Why does the bond break in different fashion in the two cases?

For case X, a 3° carbocation is formed, bit why isn't this the scenario for case Y?

A 3° carbocation is anyday more stable than a 1° carbocation, isn't it?

Answer 1

The reactions happen on different centres because they follow different mechanisms.

Epoxides are actually surprisingly stable. They don’t undergo spontaneous ring-opening reactions by themselves unless the oxygen atom has been protonated previously. That is what the $\ce{H+}$ in reaction path X is there for. After having protonated the oxygen, the ring-opening reaction is charge-neutral and thus releiving the Baeyer strain to generate a tertiary (more stable) carbocation is favourable. This carbocation can be captured by a nucleophile in an $\mathrm{S_N1}$-type mechanism.

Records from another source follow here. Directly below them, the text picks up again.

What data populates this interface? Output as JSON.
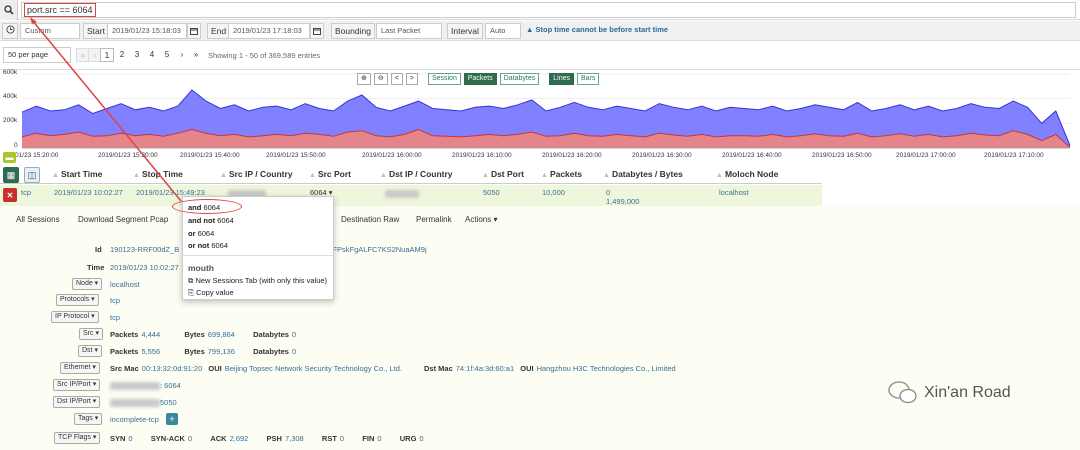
{
  "search": {
    "query": "port.src == 6064"
  },
  "time": {
    "range": "Custom",
    "start_label": "Start",
    "start_value": "2019/01/23 15:18:03",
    "end_label": "End",
    "end_value": "2019/01/23 17:18:03",
    "bounding_label": "Bounding",
    "bounding_value": "Last Packet",
    "interval_label": "Interval",
    "interval_value": "Auto",
    "warning": "Stop time cannot be before start time"
  },
  "paging": {
    "per_page": "50 per page",
    "prev_first": "«",
    "prev": "‹",
    "pages": [
      "1",
      "2",
      "3",
      "4",
      "5"
    ],
    "next": "›",
    "last": "»",
    "showing": "Showing 1 - 50 of 369,589 entries"
  },
  "chart_controls": {
    "zoom_in": "🔍",
    "zoom_out": "🔍",
    "left": "<",
    "right": ">",
    "session": "Session",
    "packets": "Packets",
    "databytes": "Databytes",
    "lines": "Lines",
    "bars": "Bars"
  },
  "chart_data": {
    "type": "area",
    "y_ticks": [
      "600k",
      "400k",
      "200k",
      "0"
    ],
    "ylim": [
      0,
      600000
    ],
    "x_ticks": [
      "19/01/23 15:20:00",
      "2019/01/23 15:30:00",
      "2019/01/23 15:40:00",
      "2019/01/23 15:50:00",
      "2019/01/23 16:00:00",
      "2019/01/23 16:10:00",
      "2019/01/23 16:20:00",
      "2019/01/23 16:30:00",
      "2019/01/23 16:40:00",
      "2019/01/23 16:50:00",
      "2019/01/23 17:00:00",
      "2019/01/23 17:10:00"
    ],
    "series": [
      {
        "color": "#6b6bff",
        "values": [
          290000,
          340000,
          300000,
          310000,
          350000,
          280000,
          320000,
          360000,
          310000,
          330000,
          300000,
          340000,
          470000,
          380000,
          320000,
          350000,
          300000,
          330000,
          340000,
          310000,
          360000,
          320000,
          300000,
          380000,
          430000,
          330000,
          300000,
          340000,
          380000,
          320000,
          310000,
          300000,
          330000,
          340000,
          320000,
          350000,
          390000,
          300000,
          330000,
          370000,
          330000,
          310000,
          340000,
          320000,
          300000,
          360000,
          330000,
          310000,
          340000,
          300000,
          330000,
          320000,
          310000,
          340000,
          300000,
          320000,
          350000,
          330000,
          310000,
          370000,
          300000,
          320000,
          350000,
          310000,
          340000,
          300000,
          320000,
          360000,
          330000,
          320000,
          380000,
          330000,
          200000,
          300000,
          20000
        ]
      },
      {
        "color": "#e98585",
        "values": [
          90000,
          120000,
          100000,
          110000,
          130000,
          95000,
          100000,
          120000,
          100000,
          110000,
          95000,
          120000,
          150000,
          120000,
          100000,
          110000,
          90000,
          100000,
          110000,
          100000,
          120000,
          110000,
          95000,
          130000,
          140000,
          100000,
          90000,
          110000,
          150000,
          100000,
          95000,
          90000,
          100000,
          110000,
          100000,
          110000,
          130000,
          95000,
          100000,
          120000,
          100000,
          95000,
          110000,
          100000,
          90000,
          120000,
          105000,
          95000,
          110000,
          90000,
          100000,
          100000,
          95000,
          110000,
          90000,
          100000,
          115000,
          100000,
          95000,
          120000,
          90000,
          100000,
          115000,
          95000,
          110000,
          90000,
          100000,
          120000,
          105000,
          100000,
          140000,
          110000,
          60000,
          110000,
          5000
        ]
      }
    ]
  },
  "table": {
    "columns": [
      "Start Time",
      "Stop Time",
      "Src IP / Country",
      "Src Port",
      "Dst IP / Country",
      "Dst Port",
      "Packets",
      "Databytes / Bytes",
      "Moloch Node"
    ],
    "row": {
      "protocol": "tcp",
      "start": "2019/01/23 10:02:27",
      "stop": "2019/01/23 15:49:23",
      "src_ip": "",
      "src_port": "6064",
      "dst_ip": "",
      "dst_port": "5050",
      "packets": "10,000",
      "databytes": "0",
      "bytes": "1,499,000",
      "node": "localhost"
    }
  },
  "detail_tabs": [
    "All Sessions",
    "Download Segment Pcap",
    "Destination Raw",
    "Permalink",
    "Actions"
  ],
  "context_menu": {
    "items": [
      {
        "op": "and",
        "value": "6064"
      },
      {
        "op": "and not",
        "value": "6064"
      },
      {
        "op": "or",
        "value": "6064"
      },
      {
        "op": "or not",
        "value": "6064"
      }
    ],
    "heading": "mouth",
    "new_tab": "New Sessions Tab (with only this value)",
    "copy": "Copy value"
  },
  "detail": {
    "id_label": "Id",
    "id_value": "190123-RRF00dZ_B",
    "id_suffix": "RFPskFgALFC7KS2NuaAM9j",
    "time_label": "Time",
    "time_value": "2019/01/23 10:02:27",
    "node_label": "Node",
    "node_value": "localhost",
    "protocols_label": "Protocols",
    "protocols_value": "tcp",
    "ipproto_label": "IP Protocol",
    "ipproto_value": "tcp",
    "src_label": "Src",
    "src_packets_key": "Packets",
    "src_packets": "4,444",
    "src_bytes_key": "Bytes",
    "src_bytes": "699,864",
    "src_databytes_key": "Databytes",
    "src_databytes": "0",
    "dst_label": "Dst",
    "dst_packets_key": "Packets",
    "dst_packets": "5,556",
    "dst_bytes_key": "Bytes",
    "dst_bytes": "799,136",
    "dst_databytes_key": "Databytes",
    "dst_databytes": "0",
    "ethernet_label": "Ethernet",
    "src_mac_key": "Src Mac",
    "src_mac": "00:13:32:0d:91:20",
    "oui_key": "OUI",
    "src_oui": "Beijing Topsec Network Security Technology Co., Ltd.",
    "dst_mac_key": "Dst Mac",
    "dst_mac": "74:1f:4a:3d:60:a1",
    "dst_oui": "Hangzhou H3C Technologies Co., Limited",
    "srcipport_label": "Src IP/Port",
    "srcipport_value": ": 6064",
    "dstipport_label": "Dst IP/Port",
    "dstipport_value": "5050",
    "tags_label": "Tags",
    "tags_value": "incomplete-tcp",
    "tcpflags_label": "TCP Flags",
    "flags": [
      {
        "k": "SYN",
        "v": "0"
      },
      {
        "k": "SYN-ACK",
        "v": "0"
      },
      {
        "k": "ACK",
        "v": "2,692"
      },
      {
        "k": "PSH",
        "v": "7,308"
      },
      {
        "k": "RST",
        "v": "0"
      },
      {
        "k": "FIN",
        "v": "0"
      },
      {
        "k": "URG",
        "v": "0"
      }
    ]
  },
  "watermark": {
    "text": "Xin'an Road"
  },
  "colors": {
    "accent": "#2e6b4f",
    "highlight": "#d94545",
    "link": "#3a6f98",
    "row_bg": "#eef7dc"
  }
}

This does not happen under basic conditions as removing a negative charge would not help the epoxide opening. However, under these conditions solvent molecules such as methanol are easily deprotonated creating much better nucleophiles. These nucleophiles are then able to attack the epoxide under $\mathrm{S_N2}$ conditions. Hereby, an anion attacks a neutral molecule to generate an anion, so the ring-opening is again charge-neutral. However, $\mathrm{S_N2}$ attacks are more likely to happen on less hindered, primary carbons.

Taking this into account, path X that follows an $\mathrm{S_N1}$ path, generates the most stable carbocation hence the nucleophilic attack happens on the tertiary carbon. Path Y that follows an $\mathrm{S_N2}$ mechanism includes an attack on the less hindered, i.e. primary carbon.